Documentation gaps are nearly universal in pre-assessment work — even at organizations with strong technical implementations. Planning the documentation effort alongside the technical work avoids the late-stage scramble that derails small-sub timelines.

The Cost Reality for a 25–125 Person Defense Sub

Published cost figures for CMMC compliance range $138,000–$285,000 for the first cycle, with C3PAO assessment fees of $30,000–$55,000 on top. For a small sub, the per-employee cost is much higher than for large enterprises: industry data points to roughly $4,600/employee for small businesses vs. $850/employee for large enterprises — small subs absorb more fixed costs across fewer headcount. Detailed cost ranges by scope and starting maturity are covered in our breakdown of CMMC compliance costs for small businesses.
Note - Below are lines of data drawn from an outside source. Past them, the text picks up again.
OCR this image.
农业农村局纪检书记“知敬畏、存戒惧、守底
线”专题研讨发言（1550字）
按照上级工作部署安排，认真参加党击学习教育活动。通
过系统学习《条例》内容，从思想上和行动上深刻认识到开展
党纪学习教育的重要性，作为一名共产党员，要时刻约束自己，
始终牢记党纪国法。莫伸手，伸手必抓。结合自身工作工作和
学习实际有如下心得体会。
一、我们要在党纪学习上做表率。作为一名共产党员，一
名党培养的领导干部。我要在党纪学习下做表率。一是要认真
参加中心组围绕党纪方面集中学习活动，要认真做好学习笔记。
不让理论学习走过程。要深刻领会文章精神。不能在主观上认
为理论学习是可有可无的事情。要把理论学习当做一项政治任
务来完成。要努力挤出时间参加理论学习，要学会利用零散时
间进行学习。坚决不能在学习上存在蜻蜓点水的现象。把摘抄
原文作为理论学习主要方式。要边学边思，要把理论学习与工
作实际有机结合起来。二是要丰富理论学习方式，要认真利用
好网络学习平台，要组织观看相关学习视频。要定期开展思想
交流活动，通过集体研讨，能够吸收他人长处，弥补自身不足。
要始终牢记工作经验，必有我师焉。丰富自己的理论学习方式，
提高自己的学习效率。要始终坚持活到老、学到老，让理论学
The cost-reduction levers that actually work for a small sub:

1. Enclave scope: typically halves total cost compared to enterprise scope
2. Leveraging an existing framework: organizations with SOC 2 or ISO 27001 can shorten preparation by 4–6 months due to control overlap
3. Cloud enclave (GCC High or equivalent): shifts some control implementation to the platform, reducing what your IT team has to build internally
4. Self-assessment vs. C3PAO: if your subcontract permits self-assessment (currently allowed for non-prioritized acquisitions in Phase 1), the $30K–$55K assessment fee is avoided — but the affirmation is still personally accountable, with False Claims Act consequences for misstatement

CMMC for Subcontractors: What a Small Defense Company Should Do This Quarter

Three actions that compress the small-sub CMMC timeline:

1. Confirm data classification with your prime in writing. Get specific CUI categories named. This is the cheapest gate — an hour-long meeting can save six months of unnecessary preparation if it turns out you’re Level 1 only.
2. Run a self-assessment against the 110 NIST 800-171 controls. A structured readiness assessment maps your current state to the SPRS scoring model and identifies which gaps cost you the most points. Our CMMC readiness quiz walks the 14 control domains and produces an estimated SPRS score in about 15 minutes.
3. Decide on scope strategy before buying tools. Enclave vs. enterprise drives every subsequent decision. Most small subs default to enterprise scope because it’s simpler to explain — and then pay 2× the necessary cost.

Phase 2 (November 2026) is the inflection point: third-party C3PAO certification becomes mandatory for most Level 2 contracts. Subs who haven’t started by mid-2026 will miss award windows for contracts that re-compete in late 2026 or 2027. Twelve to eighteen months is the realistic preparation window for a small sub starting from baseline IT practices — not from zero.